Among our immediate neighbours, Germany comes ahead, but only in 17th place with 50,790 dollars/inhabitant. Belgium is right behind in 18th place with 50,410 dollars/inhabitant. France comes 23rd with 45,030 dollars/inhabitant.
A disclaimer to these numbers
The first thing you'll notice is that there are not many populous countries among the top ranking nations. This makes sense, as the more people share the cake, the less each of them gets. And this is the eternal problem with these numbers applied to Luxembourg.
The Grand Duchy really is quite unique with its high proportion of cross-border workers, counting nearly 212,000 in the second trimester of 2021 according to the STATEC. And while they contribute to the country's wealth, they are not included when the GDP is divided by inhabitants, leading to an artificially high number.
The good life
All the same, Luxembourg is a rich country. And even if money definitely doesn't make you happy, it is also a country with a high quality of life. In a move away from pure wealth production as an indicator of a country's value, some have started using the Human Development Index. The OECD measures quality of life through its "Better Life Index".

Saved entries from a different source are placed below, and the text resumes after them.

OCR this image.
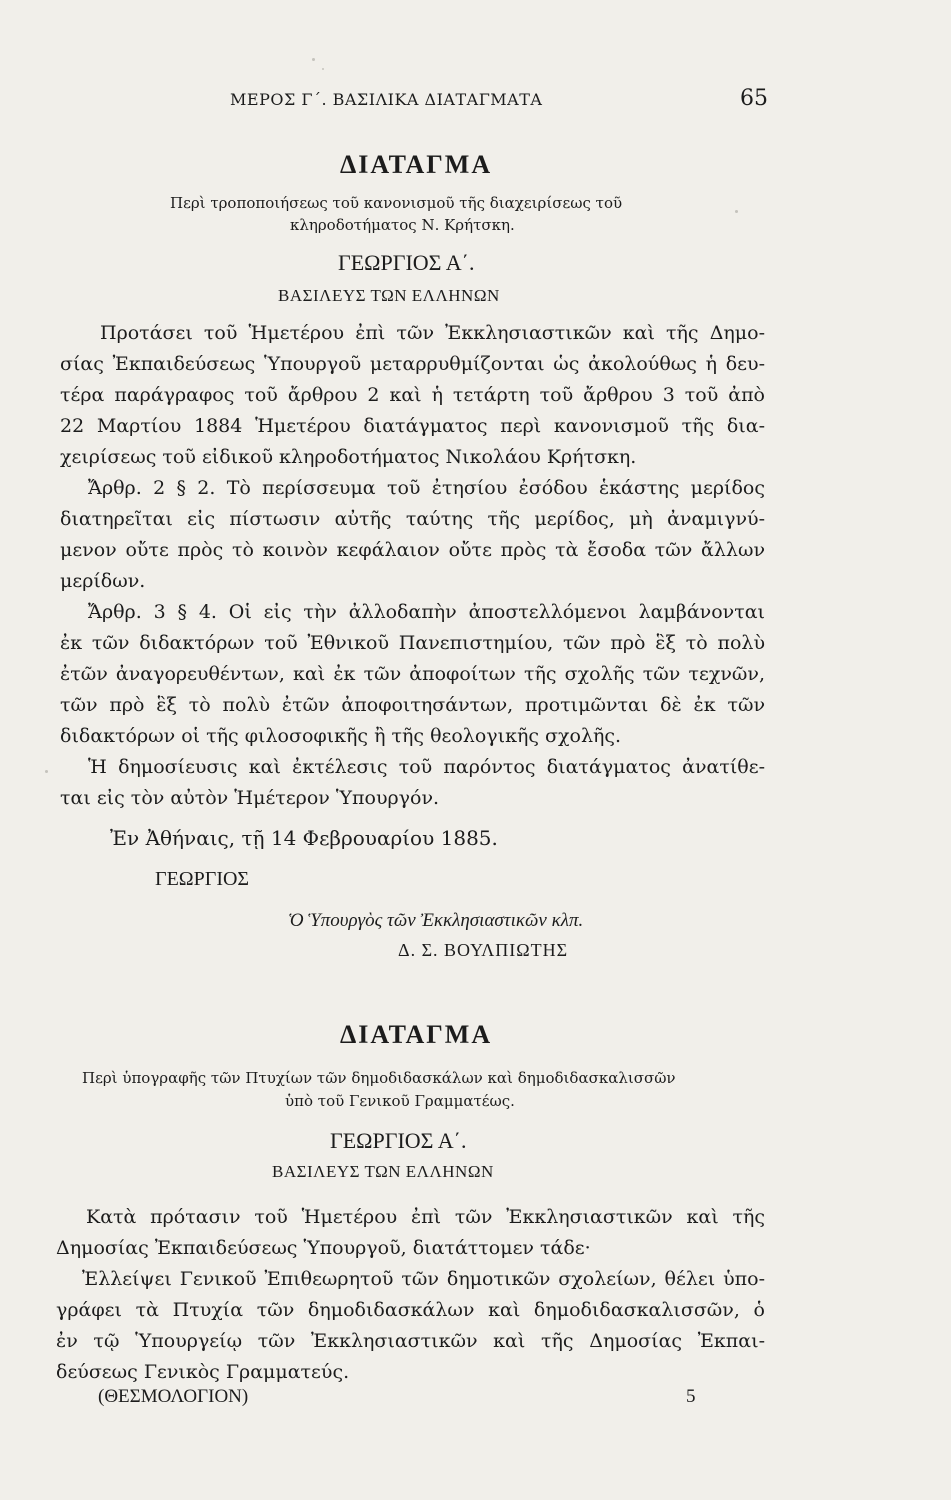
ΜΕΡΟΣ Γ΄. ΒΑΣΙΛΙΚΑ ΔΙΑΤΑΓΜΑΤΑ	65
ΔΙΑΤΑΓΜΑ
Περὶ τροποποιήσεως τοῦ κανονισμοῦ τῆς διαχειρίσεως τοῦ
κληροδοτήματος Ν. Κρήτσκη.
ΓΕΩΡΓΙΟΣ Α΄.
ΒΑΣΙΛΕΥΣ ΤΩΝ ΕΛΛΗΝΩΝ
Προτάσει τοῦ Ἡμετέρου ἐπὶ τῶν Ἐκκλησιαστικῶν καὶ τῆς Δημο-
σίας Ἐκπαιδεύσεως Ὑπουργοῦ μεταρρυθμίζονται ὡς ἀκολούθως ἡ δευ-
τέρα παράγραφος τοῦ ἄρθρου 2 καὶ ἡ τετάρτη τοῦ ἄρθρου 3 τοῦ ἀπὸ
22 Μαρτίου 1884 Ἡμετέρου διατάγματος περὶ κανονισμοῦ τῆς δια-
χειρίσεως τοῦ εἰδικοῦ κληροδοτήματος Νικολάου Κρήτσκη.
Ἄρθρ. 2 § 2. Τὸ περίσσευμα τοῦ ἐτησίου ἐσόδου ἑκάστης μερίδος
διατηρεῖται εἰς πίστωσιν αὐτῆς ταύτης τῆς μερίδος, μὴ ἀναμιγνύ-
μενον οὔτε πρὸς τὸ κοινὸν κεφάλαιον οὔτε πρὸς τὰ ἔσοδα τῶν ἄλλων
μερίδων.
Ἄρθρ. 3 § 4. Οἱ εἰς τὴν ἀλλοδαπὴν ἀποστελλόμενοι λαμβάνονται
ἐκ τῶν διδακτόρων τοῦ Ἐθνικοῦ Πανεπιστημίου, τῶν πρὸ ἓξ τὸ πολὺ
ἐτῶν ἀναγορευθέντων, καὶ ἐκ τῶν ἀποφοίτων τῆς σχολῆς τῶν τεχνῶν,
τῶν πρὸ ἓξ τὸ πολὺ ἐτῶν ἀποφοιτησάντων, προτιμῶνται δὲ ἐκ τῶν
διδακτόρων οἱ τῆς φιλοσοφικῆς ἢ τῆς θεολογικῆς σχολῆς.
Ἡ δημοσίευσις καὶ ἐκτέλεσις τοῦ παρόντος διατάγματος ἀνατίθε-
ται εἰς τὸν αὐτὸν Ἡμέτερον Ὑπουργόν.
Ἐν Ἀθήναις, τῇ 14 Φεβρουαρίου 1885.
ΓΕΩΡΓΙΟΣ
Ὁ Ὑπουργὸς τῶν Ἐκκλησιαστικῶν κλπ.
Δ. Σ. ΒΟΥΛΠΙΩΤΗΣ
ΔΙΑΤΑΓΜΑ
Περὶ ὑπογραφῆς τῶν Πτυχίων τῶν δημοδιδασκάλων καὶ δημοδιδασκαλισσῶν
ὑπὸ τοῦ Γενικοῦ Γραμματέως.
ΓΕΩΡΓΙΟΣ Α΄.
ΒΑΣΙΛΕΥΣ ΤΩΝ ΕΛΛΗΝΩΝ
Κατὰ πρότασιν τοῦ Ἡμετέρου ἐπὶ τῶν Ἐκκλησιαστικῶν καὶ τῆς
Δημοσίας Ἐκπαιδεύσεως Ὑπουργοῦ, διατάττομεν τάδε·
Ἐλλείψει Γενικοῦ Ἐπιθεωρητοῦ τῶν δημοτικῶν σχολείων, θέλει ὑπο-
γράφει τὰ Πτυχία τῶν δημοδιδασκάλων καὶ δημοδιδασκαλισσῶν, ὁ
ἐν τῷ Ὑπουργείῳ τῶν Ἐκκλησιαστικῶν καὶ τῆς Δημοσίας Ἐκπαι-
δεύσεως Γενικὸς Γραμματεύς.
(ΘΕΣΜΟΛΟΓΙΟΝ)	5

Luxembourg gets good grades in many of its indicators. It comes first in income and wealth, and ranks above average in "social connections, civic engagement, jobs and earnings, work-life balance, personal security, subjective well-being, health status, environmental quality, and housing" writes the OECD, though below average in education and skills. Altogether, residents of the Grand Duchy have little to complain about!